Letzte Woche habe ich im Rechtsausschuss einer anderen Stadtverordneten vorgeworfen, mir Familienzeit zu klauen. Nicht, weil sie einmal zu viel gefragt hat (Ich stehe zum Sesamstraßen-Motto „wer nicht fragt bleibt dumm…“), sondern weil sie zu jedem Thema ihre Meinung und Rechtsauffassung in einem Ausmaß darlegt, das es selbst über die geltenden Regelungen der Geschäftsordnung hinausgeht.
Ich freue mich ja, wenn Menschen sich selbst sehr wichtig nehmen. Wirklich. Wenn das Ego aber zu Lasten unserer Demokratie und meiner Familie geht, werde ich wütend. Denn die sind mir wichtig. Wirklich wichtig.
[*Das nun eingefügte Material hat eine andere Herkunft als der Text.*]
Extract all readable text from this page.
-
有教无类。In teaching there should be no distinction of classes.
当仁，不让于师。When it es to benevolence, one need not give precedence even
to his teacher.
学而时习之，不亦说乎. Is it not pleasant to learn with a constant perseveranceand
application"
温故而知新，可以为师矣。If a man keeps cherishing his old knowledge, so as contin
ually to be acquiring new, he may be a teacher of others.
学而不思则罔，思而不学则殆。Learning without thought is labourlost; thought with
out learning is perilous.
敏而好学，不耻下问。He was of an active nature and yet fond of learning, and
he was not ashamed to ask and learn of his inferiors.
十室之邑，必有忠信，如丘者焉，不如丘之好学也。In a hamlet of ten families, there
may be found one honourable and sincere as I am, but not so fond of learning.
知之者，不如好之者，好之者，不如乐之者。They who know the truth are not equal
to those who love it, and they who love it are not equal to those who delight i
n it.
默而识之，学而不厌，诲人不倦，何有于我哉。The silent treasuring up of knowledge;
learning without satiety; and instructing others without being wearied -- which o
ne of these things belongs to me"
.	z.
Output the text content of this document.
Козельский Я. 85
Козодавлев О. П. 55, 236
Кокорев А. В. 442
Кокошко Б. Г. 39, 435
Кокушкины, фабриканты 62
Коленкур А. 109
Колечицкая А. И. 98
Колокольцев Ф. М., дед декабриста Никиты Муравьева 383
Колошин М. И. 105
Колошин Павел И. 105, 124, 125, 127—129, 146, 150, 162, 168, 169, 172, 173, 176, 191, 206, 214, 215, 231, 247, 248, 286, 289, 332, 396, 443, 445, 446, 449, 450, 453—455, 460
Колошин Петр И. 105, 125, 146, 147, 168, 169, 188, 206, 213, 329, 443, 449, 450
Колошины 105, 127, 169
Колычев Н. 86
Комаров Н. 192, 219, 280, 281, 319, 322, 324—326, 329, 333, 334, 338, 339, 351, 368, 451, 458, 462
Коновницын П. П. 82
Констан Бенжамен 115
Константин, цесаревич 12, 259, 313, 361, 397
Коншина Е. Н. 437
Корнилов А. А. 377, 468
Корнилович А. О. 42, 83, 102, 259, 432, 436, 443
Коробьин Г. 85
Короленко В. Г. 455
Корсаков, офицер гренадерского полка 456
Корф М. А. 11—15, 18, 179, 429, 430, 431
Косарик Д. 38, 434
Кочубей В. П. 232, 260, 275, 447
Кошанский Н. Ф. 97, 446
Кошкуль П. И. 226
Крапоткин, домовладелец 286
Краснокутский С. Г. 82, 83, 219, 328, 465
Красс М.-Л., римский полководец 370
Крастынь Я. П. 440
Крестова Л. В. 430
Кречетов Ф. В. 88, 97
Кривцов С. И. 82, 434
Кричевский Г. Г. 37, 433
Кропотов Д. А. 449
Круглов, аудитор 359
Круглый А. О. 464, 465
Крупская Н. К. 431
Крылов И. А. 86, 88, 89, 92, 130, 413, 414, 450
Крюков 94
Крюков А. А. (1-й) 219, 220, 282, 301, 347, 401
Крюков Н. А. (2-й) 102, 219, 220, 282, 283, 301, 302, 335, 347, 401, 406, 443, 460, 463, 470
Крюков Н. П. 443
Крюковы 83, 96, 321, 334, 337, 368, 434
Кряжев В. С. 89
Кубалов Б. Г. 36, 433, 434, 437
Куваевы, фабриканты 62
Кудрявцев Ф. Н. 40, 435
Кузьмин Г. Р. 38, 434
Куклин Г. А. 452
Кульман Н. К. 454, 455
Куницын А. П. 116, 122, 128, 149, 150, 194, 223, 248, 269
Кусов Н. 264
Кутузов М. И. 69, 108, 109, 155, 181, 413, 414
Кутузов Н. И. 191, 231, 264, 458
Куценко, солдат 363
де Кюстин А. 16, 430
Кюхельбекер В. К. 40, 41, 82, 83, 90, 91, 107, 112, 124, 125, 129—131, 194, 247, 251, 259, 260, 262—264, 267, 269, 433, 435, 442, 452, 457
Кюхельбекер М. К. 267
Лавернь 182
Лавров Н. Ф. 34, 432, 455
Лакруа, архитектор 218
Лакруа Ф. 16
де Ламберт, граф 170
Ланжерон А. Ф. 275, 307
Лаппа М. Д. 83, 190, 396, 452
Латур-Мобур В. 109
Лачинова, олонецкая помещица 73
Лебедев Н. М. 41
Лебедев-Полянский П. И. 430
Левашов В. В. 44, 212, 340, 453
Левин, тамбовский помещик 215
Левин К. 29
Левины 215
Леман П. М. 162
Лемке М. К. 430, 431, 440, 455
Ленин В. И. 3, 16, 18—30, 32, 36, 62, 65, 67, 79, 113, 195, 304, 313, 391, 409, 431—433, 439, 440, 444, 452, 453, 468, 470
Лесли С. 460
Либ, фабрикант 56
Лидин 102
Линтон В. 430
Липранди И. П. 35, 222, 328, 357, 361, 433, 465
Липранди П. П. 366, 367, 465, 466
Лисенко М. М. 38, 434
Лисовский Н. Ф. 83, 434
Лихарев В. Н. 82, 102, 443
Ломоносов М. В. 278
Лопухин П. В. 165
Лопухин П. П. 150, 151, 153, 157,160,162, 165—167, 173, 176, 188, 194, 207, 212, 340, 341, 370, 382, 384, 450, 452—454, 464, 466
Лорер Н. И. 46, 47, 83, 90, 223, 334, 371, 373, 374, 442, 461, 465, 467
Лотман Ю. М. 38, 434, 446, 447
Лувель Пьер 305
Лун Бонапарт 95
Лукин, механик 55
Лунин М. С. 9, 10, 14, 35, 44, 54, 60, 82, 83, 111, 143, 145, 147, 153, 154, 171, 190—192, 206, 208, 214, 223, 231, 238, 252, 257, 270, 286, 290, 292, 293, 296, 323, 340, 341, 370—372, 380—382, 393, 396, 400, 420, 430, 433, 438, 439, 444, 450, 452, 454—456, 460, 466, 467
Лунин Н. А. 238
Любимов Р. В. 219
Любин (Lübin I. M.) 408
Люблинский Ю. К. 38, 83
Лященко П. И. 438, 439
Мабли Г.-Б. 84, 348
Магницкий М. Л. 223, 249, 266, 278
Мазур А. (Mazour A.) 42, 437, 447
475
Und zur Zeit werden in unseren Ausschüssen demokratische Rechte genutzt, um die Demokratie ad absurdum zu führen. Hier wollen Stimmen nur gehört werden, „weil das unser demokratisches Recht ist“, nicht, weil es in der Sache wichtig wäre oder zu einer konstruktiven Lösung beitragen würde. Das halte ich für wirklich undemokratisches Verhalten.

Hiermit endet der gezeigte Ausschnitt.